What did the officer see? A man crossing an intersection diagonally who was already three-quarters of the way from one side of the street to the other. There was no crosswalk, but the intersection was controlled by four-way stop signs, and the only visible vehicle was the officer's patrol car, which not even the officer suggested posed an "immediate hazard" to either Ramirez or the officer or his vehicle or anyone else. In short, there was no violation of section 21954, subdivision (a), and there is no way that the officer could have believed there was a violation.

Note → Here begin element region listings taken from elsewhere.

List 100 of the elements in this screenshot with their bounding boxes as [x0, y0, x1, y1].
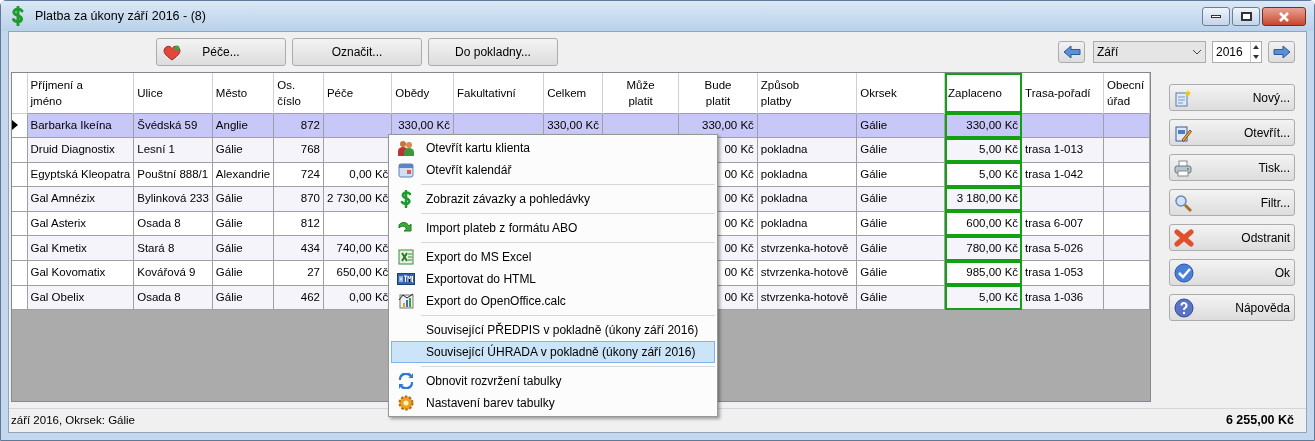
magnifier-icon [1174, 193, 1192, 212]
window-title: Platba za úkony září 2016 - (8) [35, 7, 206, 25]
table-cell: trasa 1-053 [1021, 260, 1104, 286]
column-header[interactable]: Může platit [602, 73, 679, 113]
table-cell: 5,00 Kč [944, 137, 1022, 163]
side-button[interactable]: Nový... [1169, 84, 1295, 111]
side-button[interactable]: Otevřít... [1169, 119, 1295, 146]
table-cell: 870 [273, 186, 324, 212]
column-header[interactable]: Město [212, 73, 274, 113]
column-header[interactable]: Okrsek [856, 73, 945, 113]
help-icon [1174, 297, 1194, 318]
status-total: 6 255,00 Kč [1225, 412, 1294, 430]
table-cell: Gálie [212, 285, 274, 310]
side-button[interactable]: Filtr... [1169, 189, 1295, 216]
menu-item[interactable]: Nastavení barev tabulky [391, 392, 715, 414]
table-cell: Gálie [212, 260, 274, 286]
gear-icon [398, 395, 414, 411]
column-header[interactable]: Péče [323, 73, 392, 113]
table-row[interactable]: Barbarka Ikeína Švédská 59 Anglie 872 330,00 Kč 330,00 Kč 330,00 Kč Gálie 330,00 Kč [12, 113, 1150, 138]
maximize-icon [1240, 12, 1252, 21]
bar-chart-icon [398, 293, 414, 309]
edit-document-icon [1174, 123, 1192, 142]
table-cell: Anglie [212, 113, 274, 138]
table-cell: stvrzenka-hotově [757, 260, 857, 286]
close-icon [1278, 11, 1290, 22]
table-cell: Gálie [856, 113, 945, 138]
table-cell: stvrzenka-hotově [757, 235, 857, 261]
column-header[interactable]: Příjmení a jméno [27, 73, 134, 113]
heart-icon [163, 45, 181, 61]
table-cell: Gálie [856, 260, 945, 286]
table-cell: pokladna [757, 186, 857, 212]
menu-item[interactable]: Související ÚHRADA v pokladně (úkony září 2016) [391, 341, 715, 363]
chevron-down-icon [1192, 49, 1202, 55]
checkmark-icon [1174, 262, 1194, 283]
menu-item[interactable]: Související PŘEDPIS v pokladně (úkony září 2016) [391, 319, 715, 341]
table-cell: 5,00 Kč [944, 285, 1022, 310]
table-cell: 985,00 Kč [944, 260, 1022, 286]
column-header[interactable]: Obecní úřad [1103, 73, 1150, 113]
status-text: září 2016, Okrsek: Gálie [11, 412, 135, 428]
notepad-icon [1174, 88, 1192, 107]
toolbar-button[interactable]: Označit... [292, 38, 422, 66]
close-button[interactable] [1262, 7, 1306, 26]
side-button[interactable]: Ok [1169, 259, 1295, 286]
printer-icon [1174, 158, 1192, 177]
table-cell: 768 [273, 137, 324, 163]
table-cell: Alexandrie [212, 162, 274, 187]
table-cell: 462 [273, 285, 324, 310]
table-cell: Lesní 1 [133, 137, 213, 163]
column-header[interactable]: Bude platit [678, 73, 758, 113]
minimize-button[interactable] [1202, 7, 1230, 26]
column-header[interactable]: Ulice [133, 73, 213, 113]
table-cell: Gal Obelix [27, 285, 134, 310]
maximize-button[interactable] [1232, 7, 1260, 26]
table-cell: 434 [273, 235, 324, 261]
delete-x-icon [1174, 228, 1194, 247]
dollar-icon [399, 190, 413, 208]
table-cell: Gal Kmetix [27, 235, 134, 261]
table-cell: Osada 8 [133, 285, 213, 310]
column-header[interactable]: Obědy [391, 73, 454, 113]
html-icon [397, 273, 415, 285]
side-button[interactable]: Odstranit [1169, 224, 1295, 251]
people-icon [398, 140, 414, 156]
table-cell: Gálie [212, 186, 274, 212]
table-cell: pokladna [757, 162, 857, 187]
table-cell: Švédská 59 [133, 113, 213, 138]
table-cell: 780,00 Kč [944, 235, 1022, 261]
calendar-icon [398, 162, 414, 178]
year-spinner[interactable]: 2016 [1212, 41, 1262, 63]
table-cell: 3 180,00 Kč [944, 186, 1022, 212]
previous-button[interactable] [1058, 41, 1085, 63]
column-header[interactable]: Způsob platby [757, 73, 857, 113]
toolbar-button[interactable]: Péče... [156, 38, 286, 66]
table-cell: trasa 1-036 [1021, 285, 1104, 310]
table-cell: 724 [273, 162, 324, 187]
table-cell: pokladna [757, 211, 857, 236]
table-cell: Gal Amnézix [27, 186, 134, 212]
table-cell: 872 [273, 113, 324, 138]
table-cell: Gálie [212, 211, 274, 236]
table-cell: Gálie [212, 235, 274, 261]
column-header[interactable]: Zaplaceno [944, 73, 1022, 113]
side-button[interactable]: Tisk... [1169, 154, 1295, 181]
column-header[interactable]: Celkem [543, 73, 603, 113]
column-header[interactable]: Trasa-pořadí [1021, 73, 1104, 113]
next-button[interactable] [1268, 41, 1295, 63]
table-cell: trasa 5-026 [1021, 235, 1104, 261]
table-cell: Gálie [856, 285, 945, 310]
side-button[interactable]: Nápověda [1169, 294, 1295, 321]
table-cell: 812 [273, 211, 324, 236]
table-cell: Gal Kovomatix [27, 260, 134, 286]
column-header[interactable]: Fakultativní [453, 73, 544, 113]
table-cell: Gálie [856, 186, 945, 212]
table-cell: 5,00 Kč [944, 162, 1022, 187]
menu-item[interactable]: Obnovit rozvržení tabulky [391, 370, 715, 392]
toolbar-button[interactable]: Do pokladny... [428, 38, 558, 66]
table-cell: Stará 8 [133, 235, 213, 261]
month-dropdown[interactable]: Září [1093, 41, 1206, 63]
column-header[interactable]: Os. číslo [273, 73, 324, 113]
table-cell: Pouštní 888/1 [133, 162, 213, 187]
table-cell: Gálie [212, 137, 274, 163]
table-cell: Gálie [856, 137, 945, 163]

We dismiss as wishful thinking the Attorney General's erroneous assertion that Ramirez crossed "directly in front of an oncoming vehicle," failed to yield the right-of-way, and created "an immediate hazard" — because the record shows just the opposite. The officer himself testified that he was approaching the intersection (and therefore the stop sign) when he first saw Ramirez crossing diagonally toward the patrol car, and that Ramirez then turned around and went back the other way. There were no other cars driving on the street, and the officer testified that Ramirez was "not impeding" his way. If anyone was "impeding" anyone else, it was the officer — who pulled his patrol car into the intersection and stopped to talk to Ramirez. It follows, then, that we also reject the Attorney General's reliance on People v. Allen (1980) 109 Cal.App.3d 981, 985-986 [ 167 Cal.Rptr. 502], which permits detention when a lawfully stopped suspect attempts to flee, thus delaying performance of the officer's "official duty." Because there was no legal basis for the initial stop, Allen is inapposite. Finally, we reject the Attorney General's suggestion that the search was lawful because the stop was made in good faith — because a suspicion founded on a mistake of law cannot constitute the reasonable basis required for a lawful traffic stop. ( People v. White (2003) 107 Cal.App.4th 636, 643-644 [ 132 Cal.Rptr.2d 371]; In re Justin K. (2002) 98 Cal.App.4th 695, 699-700 [ 120 Cal.Rptr.2d 546]; People v. McNeil, supra, 96 Cal.App.4th at pp. 1307-1309.)

It follows that Ramirez's motion to suppress should have been granted and that he must be allowed to withdraw his no contest plea. Aside from the fact that the error is by its nature prejudicial, the concept of harmless error is irrelevant where, as here, a defendant pleads guilty or no contest after the erroneous denial of his suppression motion. ( People v. Ruggles (1985) 39 Cal.3d 1, 13 [ 216 Cal.Rptr. 88, 702 P.2d 170]; People v. Hill (1974) 12 Cal.3d 731, 767-769 [ 117 Cal.Rptr. 393, 528 P.2d 1], overruled on another point in People v. DeVaughn (1977) 18 Cal.3d 889, 896, fn. 5 [ 135 Cal.Rptr. 786, 558 P.2d 872]; People v. Holmsen (1985) 173 Cal.App.3d 1045, 1049 [ 219 Cal.Rptr. 598].)


The judgment is reversed and the cause is remanded with directions to the trial court (1) to vacate its order denying Ramirez's suppression motion and enter a new order granting the motion; (2) to permit Ramirez to withdraw his guilty plea; (3) to determine whether the People intend to retry the case; and (4) to make such other orders as are necessary and appropriate.

Spencer, P. J., and Rothschild, J., concurred.

A petition for a rehearing was denied July 19, 2006.